会社でClaudeを入れたい。でも、新しい取引先と契約を結ぶのは、社内の手続きが重い。この足かせが、すでにAzureを使っている会社では軽くなりました。2026年6月末に、ClaudeがAzure側で正式に使えるようになったからです。
Azureの中でClaudeが動く
Azureは、Microsoftが提供するクラウドサービスです。会社のデータやシステムを預けて動かすための土台で、多くの企業がすでに使っています。その中に、AIを扱うための場所(Microsoft Foundryと呼ばれます)があり、そこでClaudeが誰でも安定して使える状態になりました。
これまでClaudeを使うには、基本的にAnthropicと直接つながる必要がありました。それが、いつも使っているAzureの中の選択肢の一つとして選べるようになった、ということです。試験的な限定公開ではなく、正式に開かれた状態です。
別契約が要らないのが大きい
情シスの立場でいちばん効くのは、ここだと思います。すでにAzureを契約している会社なら、Claudeを使うためだけに、別途Anthropicと契約を結ぶ必要がありません。
請求は、いつものAzureの請求にまとまります。誰が使えるかの設定も、Azureですでに組んでいる社員アカウントの仕組みでそのまま管理できます。新しい取引先を審査して、新しい請求書を通して、という一連の社内手続きが、まるごと不要になる。導入の重さの大半は、実はこの事務手続きなので、ここが消えるのは大きい。
クラウド経由でのAIの扱いは、こちらの記事も関連します。
会社の統制の中に収まる
もう一つ、企業として安心できる点があります。Azureが持っている統制やAIの管理の仕組みに、Claudeが乗る形になっていることです。
会社でAIを使うとき、情シスが気にするのは、誰がどのデータを扱っているか、外に情報が出ていないか、という統制の部分です。Azureにはそのための仕組みがすでにあります。Claudeをその枠の中で動かせるなら、統制をゼロから作り直す必要がありません。多くのモデルを一つの管理画面で扱える、という設計です。
情報の扱いにまつわる不安の全体像は、こちらでも扱っています。
どのモデルが使えるのか
気になるのは、Azure経由でどのClaudeが使えるのか、です。
正式提供が始まった当初は、Opus 4.8とHaiku 4.5が対象でした。その後、扱えるモデルは広がっています。

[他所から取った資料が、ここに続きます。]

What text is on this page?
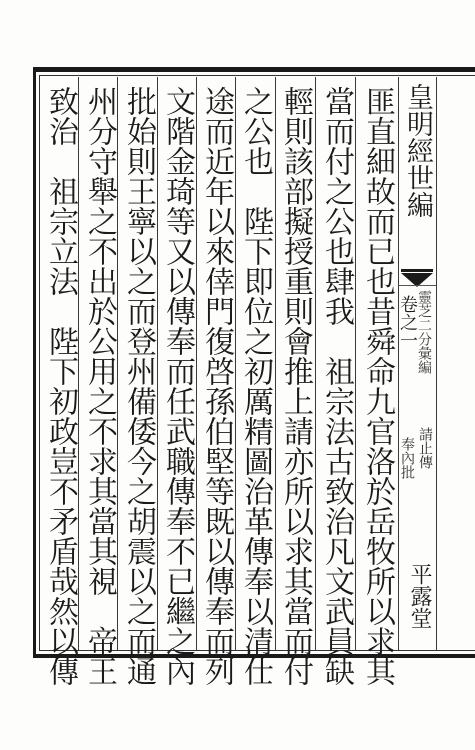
皇明經世編
靈芝二分彙編
卷之一
請止傳
奉內批
平露堂
匪直細故而已也昔舜命九官洛於岳牧所以求其
當而付之公也肆我　祖宗法古致治凡文武員缺
輕則該部擬授重則會推上請亦所以求其當而付
之公也　陛下即位之初厲精圖治革傳奉以清仕
途而近年以來倖門復啓孫伯堅等既以傳奉而列
文階金琦等又以傳奉而任武職傳奉不已繼之內
批始則王寧以之而登州備倭今之胡震以之而通
州分守舉之不出於公用之不求其當其視　帝王
致治　祖宗立法　陛下初政豈不矛盾哉然以傳
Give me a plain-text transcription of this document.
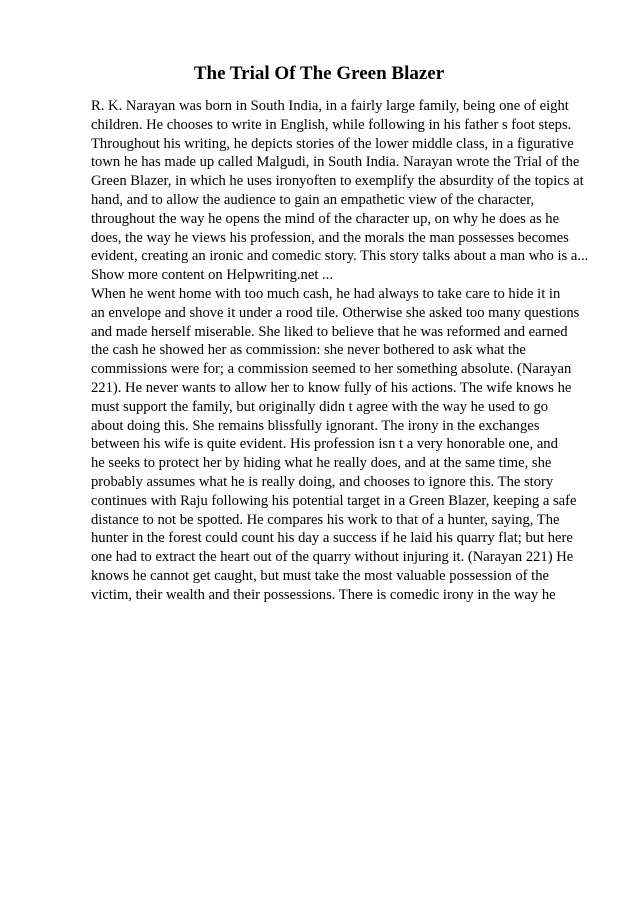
The Trial Of The Green Blazer
R. K. Narayan was born in South India, in a fairly large family, being one of eight
children. He chooses to write in English, while following in his father s foot steps.
Throughout his writing, he depicts stories of the lower middle class, in a figurative
town he has made up called Malgudi, in South India. Narayan wrote the Trial of the
Green Blazer, in which he uses ironyoften to exemplify the absurdity of the topics at
hand, and to allow the audience to gain an empathetic view of the character,
throughout the way he opens the mind of the character up, on why he does as he
does, the way he views his profession, and the morals the man possesses becomes
evident, creating an ironic and comedic story. This story talks about a man who is a...
Show more content on Helpwriting.net ...
When he went home with too much cash, he had always to take care to hide it in
an envelope and shove it under a rood tile. Otherwise she asked too many questions
and made herself miserable. She liked to believe that he was reformed and earned
the cash he showed her as commission: she never bothered to ask what the
commissions were for; a commission seemed to her something absolute. (Narayan
221). He never wants to allow her to know fully of his actions. The wife knows he
must support the family, but originally didn t agree with the way he used to go
about doing this. She remains blissfully ignorant. The irony in the exchanges
between his wife is quite evident. His profession isn t a very honorable one, and
he seeks to protect her by hiding what he really does, and at the same time, she
probably assumes what he is really doing, and chooses to ignore this. The story
continues with Raju following his potential target in a Green Blazer, keeping a safe
distance to not be spotted. He compares his work to that of a hunter, saying, The
hunter in the forest could count his day a success if he laid his quarry flat; but here
one had to extract the heart out of the quarry without injuring it. (Narayan 221) He
knows he cannot get caught, but must take the most valuable possession of the
victim, their wealth and their possessions. There is comedic irony in the way he
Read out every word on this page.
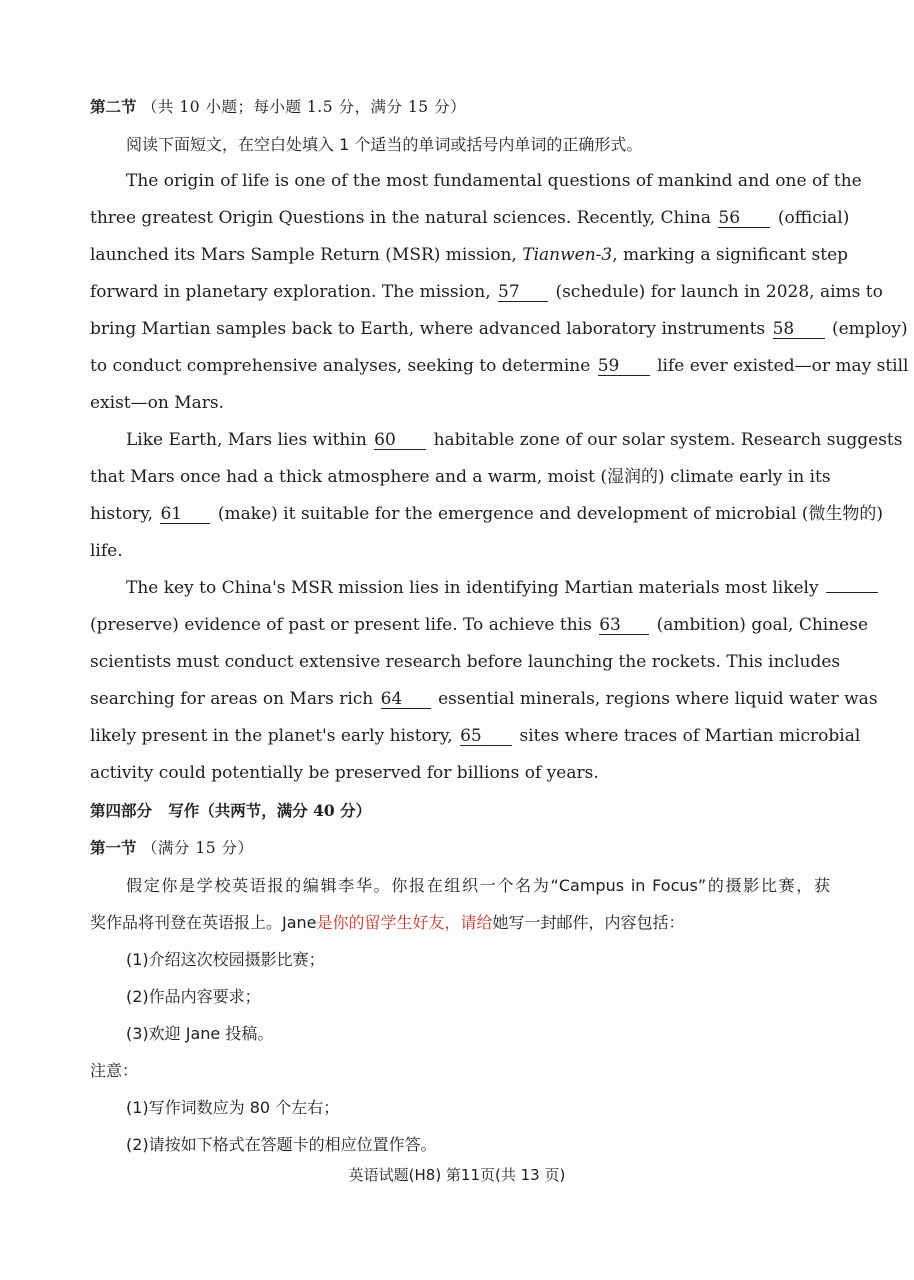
第二节 （共 10 小题；每小题 1.5 分，满分 15 分）
阅读下面短文，在空白处填入 1 个适当的单词或括号内单词的正确形式。
The origin of life is one of the most fundamental questions of mankind and one of the
three greatest Origin Questions in the natural sciences. Recently, China 56 (official)
launched its Mars Sample Return (MSR) mission, Tianwen-3, marking a significant step
forward in planetary exploration. The mission, 57 (schedule) for launch in 2028, aims to
bring Martian samples back to Earth, where advanced laboratory instruments 58 (employ)
to conduct comprehensive analyses, seeking to determine 59 life ever existed—or may still
exist—on Mars.
Like Earth, Mars lies within 60 habitable zone of our solar system. Research suggests
that Mars once had a thick atmosphere and a warm, moist (湿润的) climate early in its
history, 61 (make) it suitable for the emergence and development of microbial (微生物的)
life.
The key to China's MSR mission lies in identifying Martian materials most likely
(preserve) evidence of past or present life. To achieve this 63 (ambition) goal, Chinese
scientists must conduct extensive research before launching the rockets. This includes
searching for areas on Mars rich 64 essential minerals, regions where liquid water was
likely present in the planet's early history, 65 sites where traces of Martian microbial
activity could potentially be preserved for billions of years.
第四部分 写作（共两节，满分 40 分）
第一节 （满分 15 分）
假定你是学校英语报的编辑李华。你报在组织一个名为“Campus in Focus”的摄影比赛，获
奖作品将刊登在英语报上。Jane是你的留学生好友，请给她写一封邮件，内容包括：
(1)介绍这次校园摄影比赛；
(2)作品内容要求；
(3)欢迎 Jane 投稿。
注意：
(1)写作词数应为 80 个左右；
(2)请按如下格式在答题卡的相应位置作答。
英语试题(H8) 第11页(共 13 页)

使いたいモデルが今あるかどうかは、契約や時期によって変わるので、実際に使う前にAzure側の一覧で確かめておくのが確実です。ここは断定せず、そのつど確認する、と考えておくのが安全です。
なお、地域によっては使えない場合があるという情報もあります。海外拠点を含む会社は、この点も含めて確認しておくとよいです。
直接契約とどちらを選ぶか
ではAzure経由と、Anthropicとの直接契約は、どう選べばいいのか。私の整理を書いておきます。
すでにAzureを全社の基盤にしていて、請求も権限も一本化したいなら、Azure経由が素直です。事務の手間が最小で済みます。逆に、Azureを使っていない、あるいは最新のモデルや機能をいち早く使いたい、という場合は、直接契約のほうが小回りが利くことがあります。
導入のハードルが下がった
私が研修で企業の方と話していて、いちばんよく詰まるのが、この契約と統制の話です。性能がいくら良くても、社内の手続きが通らなければ導入は進みません。
AzureでClaudeが正式に使えるようになったことで、そのハードルの一つが確実に下がりました。すでにMicrosoftの基盤で回している会社なら、いつもの仕組みの延長でClaudeを試せる。まずは、自社がAzureをどこまで使っているかを確認して、使っているなら、その中にClaudeの選択肢があるかを見てみるところから始めるのがよいと思います。